Chen found out in 1946 that Ren had remarried, and in 1947, Chen married her activism and film peer and old friend – the filmmaker, leftist revolutionary, and actor Yuan Muzhi. They had worked on several films together before being married in Harbin. After the revolution, in 1949 when the People's Republic of China was founded, the couple played important roles in both the ministry of Culture as well as the Northeast Film Studio.

=== Reception and fame ===
During her life, Chen was known as a benevolent educator, supporter, and role model for young women and leftist youth, and was very kind. Famous May Fourth writer Ding Ling, who lived in Yan'an for a period of time, spoke to her popularity (as translated by Zheng Wang):"She was in poor health, and yet her meals came from the big pot shared with all...Nevertheless, she took it naturally and joyfully. I never heard anybody say that Chen Bo'er complained about the life there. That was very rare among artists or intellectuals who had come to Yan'an with some social status."Chen was often praised by those who knew her personally, as well as by journalists and her film peers. Lu Ming called her "the soul of Xingshan" and "a flawless person" in interviews with Zheng Wang. There was no gossip about her in any institution where she worked.

Chen was dedicated to educating others wherever she worked. She often allowed new animators, such as Japanese animator Mochinaga Tadahito, to join and observe her teams so that they could improve their work. Chen was both popular and loved throughout her influential lifetime.

== Death and legacy ==
Chen Bo'er suffered from an undiagnosed heart disease. Living in a Loessal cave in the "desolate rural perimeter" of Yan'an, Chen had little medical attention. She often fainted while working, but would get up quickly and continue. In fact, Chen was so strongly devoted to her work both as an activist and filmmaker that in 1951 she stopped off in Shanghai while on a work trip back from Guangzhou to discuss critiques of the film The Life of Wu Xun, despite being obviously weak and tired. Only hours after the meeting she was hospitalized and died from heart failure.

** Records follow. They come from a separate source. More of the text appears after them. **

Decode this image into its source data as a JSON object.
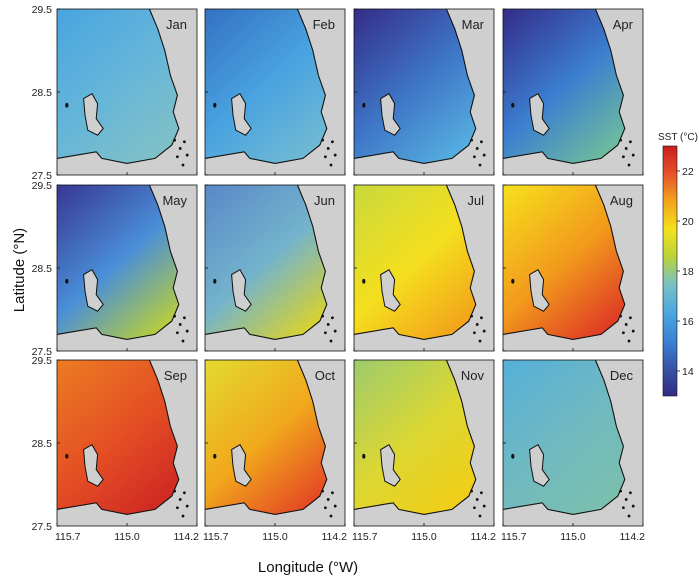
{
  "chart_data": {
    "type": "heatmap",
    "panels": [
      {
        "month": "Jan",
        "color_north": "#4aa5df",
        "color_mid": "#66b6d9",
        "color_coast": "#7fc0c6"
      },
      {
        "month": "Feb",
        "color_north": "#3474c4",
        "color_mid": "#4aa3e0",
        "color_coast": "#6fb9d3"
      },
      {
        "month": "Mar",
        "color_north": "#352f8c",
        "color_mid": "#3e76c6",
        "color_coast": "#55ade0"
      },
      {
        "month": "Apr",
        "color_north": "#342f8c",
        "color_mid": "#3b7fd0",
        "color_coast": "#6dbb9e"
      },
      {
        "month": "May",
        "color_north": "#383a96",
        "color_mid": "#4a8fd8",
        "color_coast": "#b5cc3e"
      },
      {
        "month": "Jun",
        "color_north": "#5a8ac8",
        "color_mid": "#74b3cc",
        "color_coast": "#d6d230"
      },
      {
        "month": "Jul",
        "color_north": "#cbd93a",
        "color_mid": "#f4df1e",
        "color_coast": "#f3a41a"
      },
      {
        "month": "Aug",
        "color_north": "#f6de1c",
        "color_mid": "#f29a1c",
        "color_coast": "#df3b25"
      },
      {
        "month": "Sep",
        "color_north": "#ec7a22",
        "color_mid": "#e44f24",
        "color_coast": "#cf2a23"
      },
      {
        "month": "Oct",
        "color_north": "#e3d82e",
        "color_mid": "#f1a81c",
        "color_coast": "#e54a24"
      },
      {
        "month": "Nov",
        "color_north": "#9fcc6a",
        "color_mid": "#dcd732",
        "color_coast": "#f1ce18"
      },
      {
        "month": "Dec",
        "color_north": "#56b0d8",
        "color_mid": "#70b9c0",
        "color_coast": "#7bbfae"
      }
    ],
    "xlabel": "Longitude (°W)",
    "ylabel": "Latitude (°N)",
    "x_ticks": [
      "115.7",
      "115.0",
      "114.2"
    ],
    "y_ticks": [
      "29.5",
      "28.5",
      "27.5"
    ],
    "colorbar": {
      "title": "SST (°C)",
      "range": [
        13,
        23
      ],
      "ticks": [
        "14",
        "16",
        "18",
        "20",
        "22"
      ],
      "colors": [
        "#332c85",
        "#3753a6",
        "#3b83d4",
        "#4aa7df",
        "#79c0c6",
        "#b9d33a",
        "#f4e11c",
        "#f2a51c",
        "#e6522a",
        "#c81e20"
      ]
    },
    "land_color": "#cfcfcf"
  }
}
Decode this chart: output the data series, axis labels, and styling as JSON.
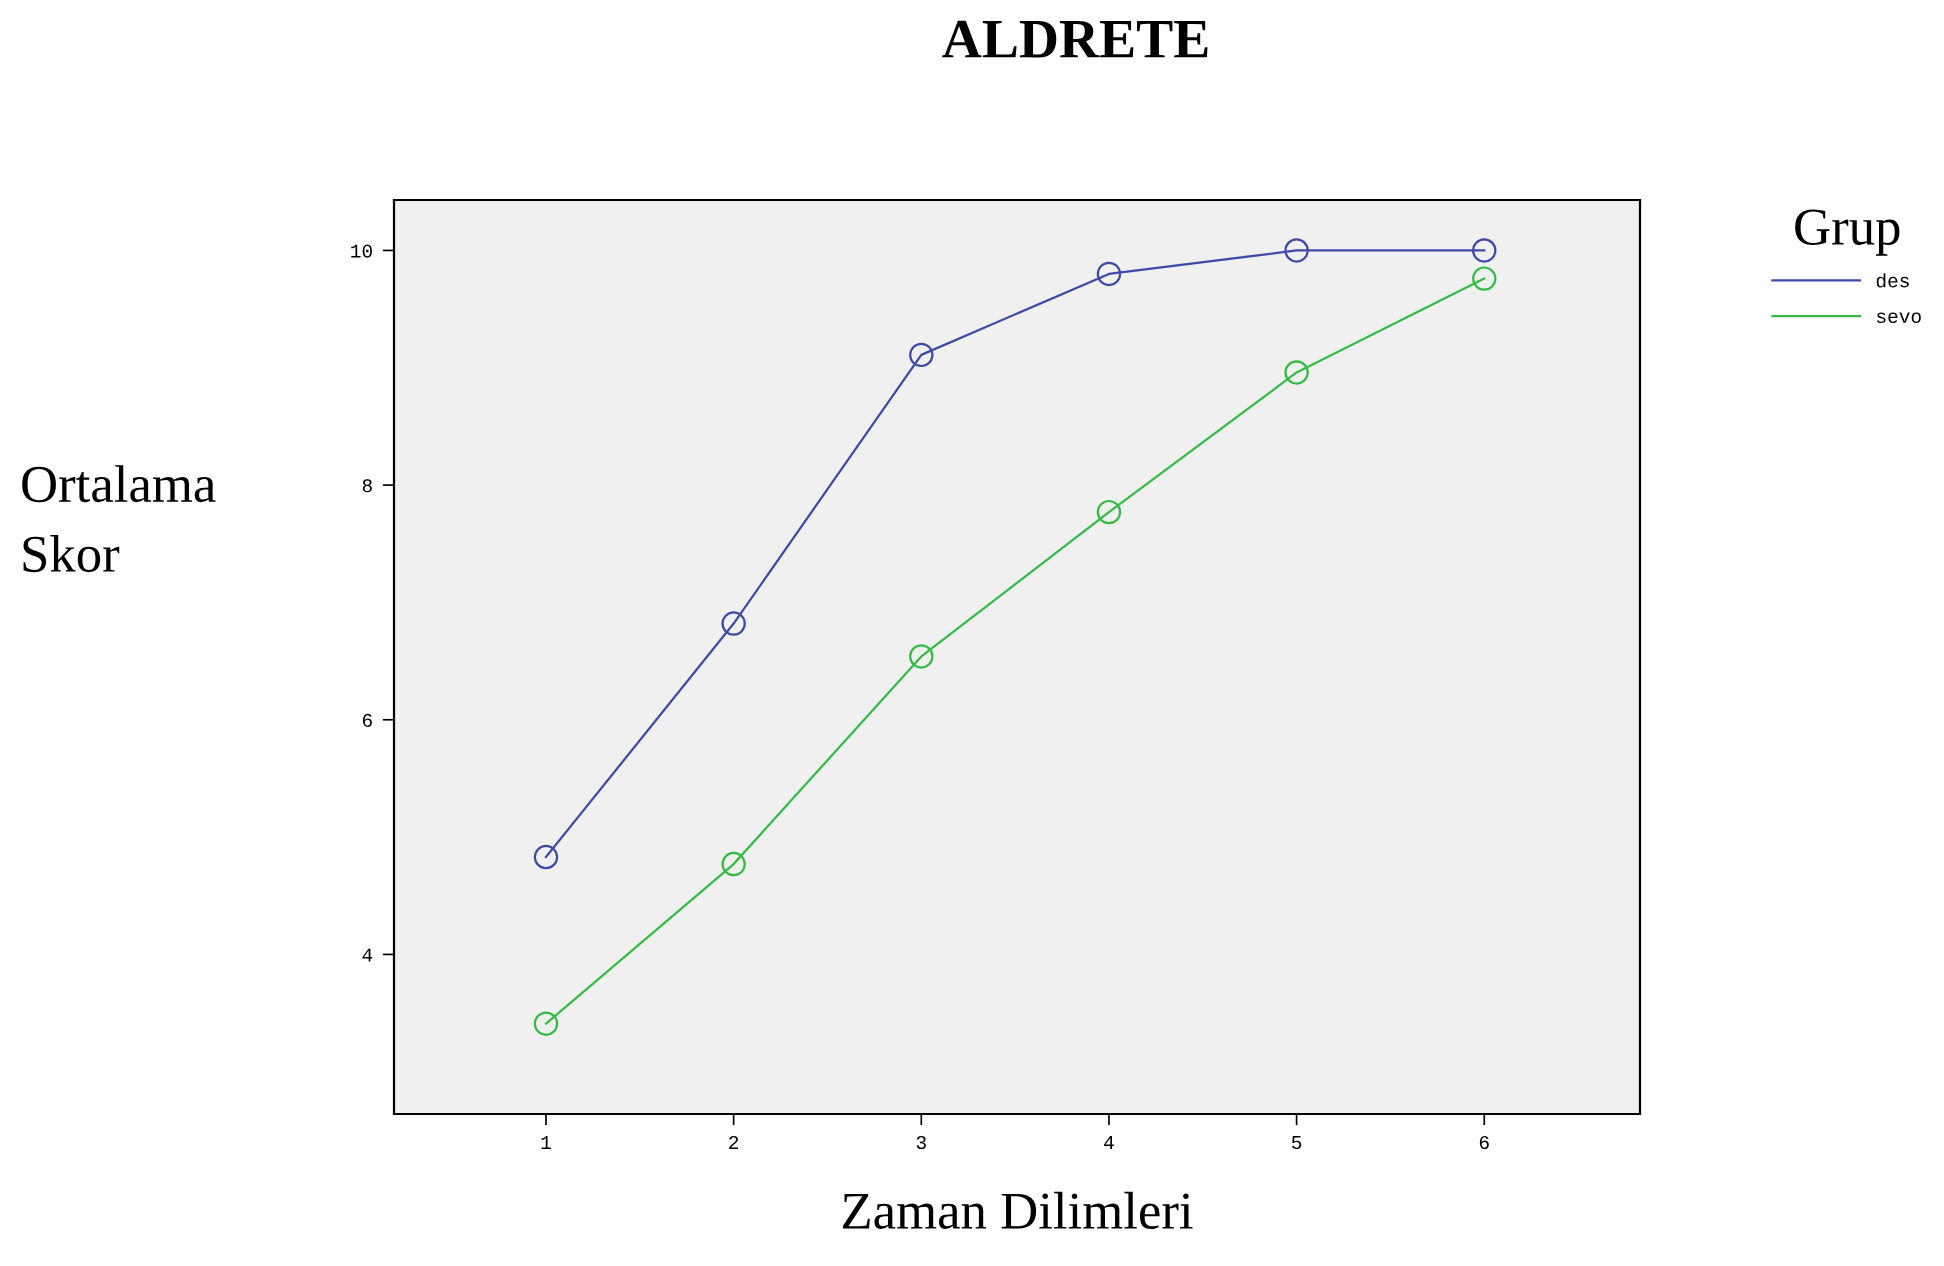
{
  "chart_data": {
    "type": "line",
    "title": "ALDRETE",
    "xlabel": "Zaman Dilimleri",
    "ylabel": "Ortalama\nSkor",
    "legend_title": "Grup",
    "x": [
      1,
      2,
      3,
      4,
      5,
      6
    ],
    "series": [
      {
        "name": "des",
        "color": "#3d4aa8",
        "values": [
          4.83,
          6.82,
          9.11,
          9.8,
          10.0,
          10.0
        ]
      },
      {
        "name": "sevo",
        "color": "#33bb44",
        "values": [
          3.41,
          4.77,
          6.54,
          7.77,
          8.96,
          9.76
        ]
      }
    ],
    "xlim": [
      0.19,
      6.83
    ],
    "ylim": [
      2.64,
      10.43
    ],
    "xticks": [
      1,
      2,
      3,
      4,
      5,
      6
    ],
    "yticks": [
      4,
      6,
      8,
      10
    ],
    "marker": "circle",
    "line_style": "solid",
    "grid": false,
    "legend": "top right"
  }
}
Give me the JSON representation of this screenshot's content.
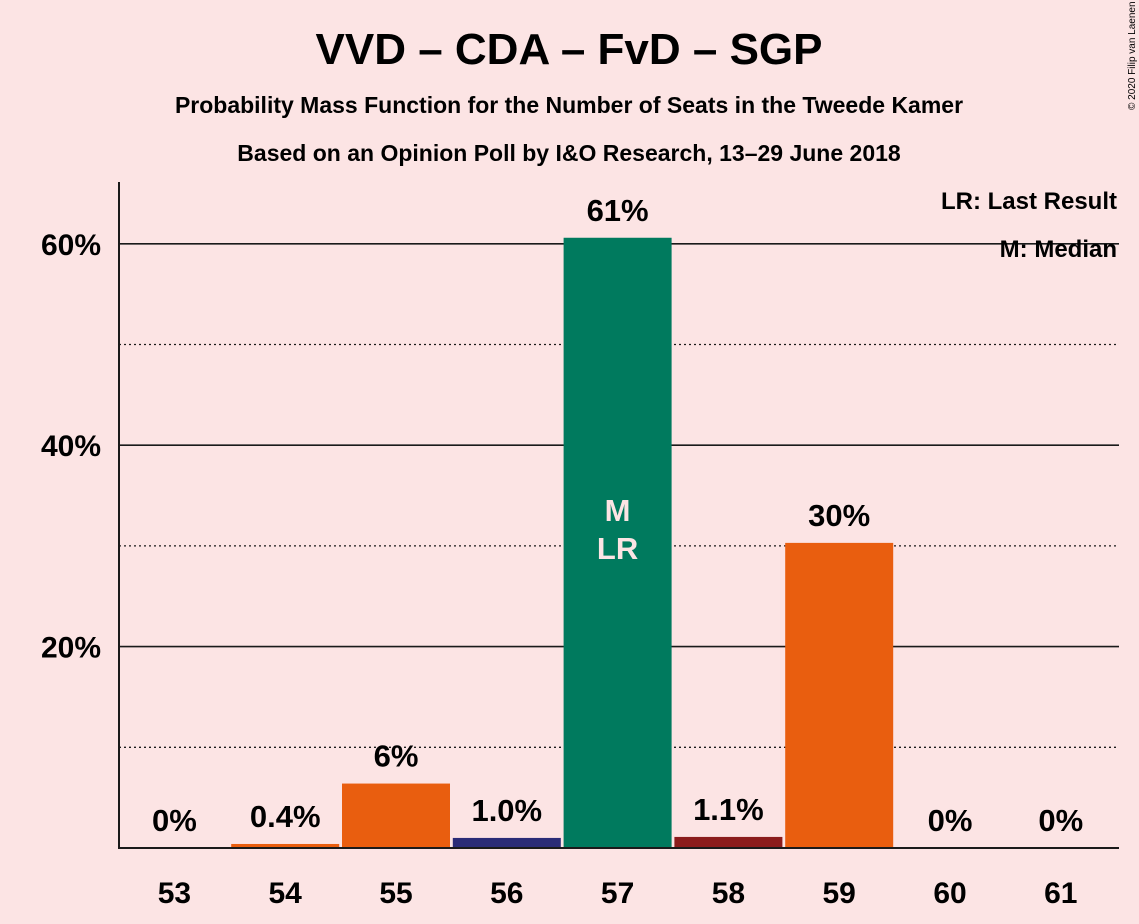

In her death, Chen's key contributions to China's film industry and leftist revolution did not mask or overshadow her feminist stance and strides in women's liberation. Many mourned her death as a major "loss to our party, people, and women."

Because of her major cultural impact, it is striking to note that Chen Bo'er's life story has been largely erased from history. There is little literature about her specifically and her life is given little to no importance in film studies, both in China and elsewhere. Zheng Wang argues that this is "emblematic of the erasure of the socialist feminist cultural front." Other scholars point to the emphasis on the cooperative and communal nature of the projects on which she worked. In general, however, scholars who have written on Chen Bo'er agree that film history of the period in which Chen worked focuses on men; other female filmmakers alongside Chen Bo'er, such as Tang Cheng, Lin Wenxiao, and Duan Xiaoxuan, have garnered significantly less recognition in recent years.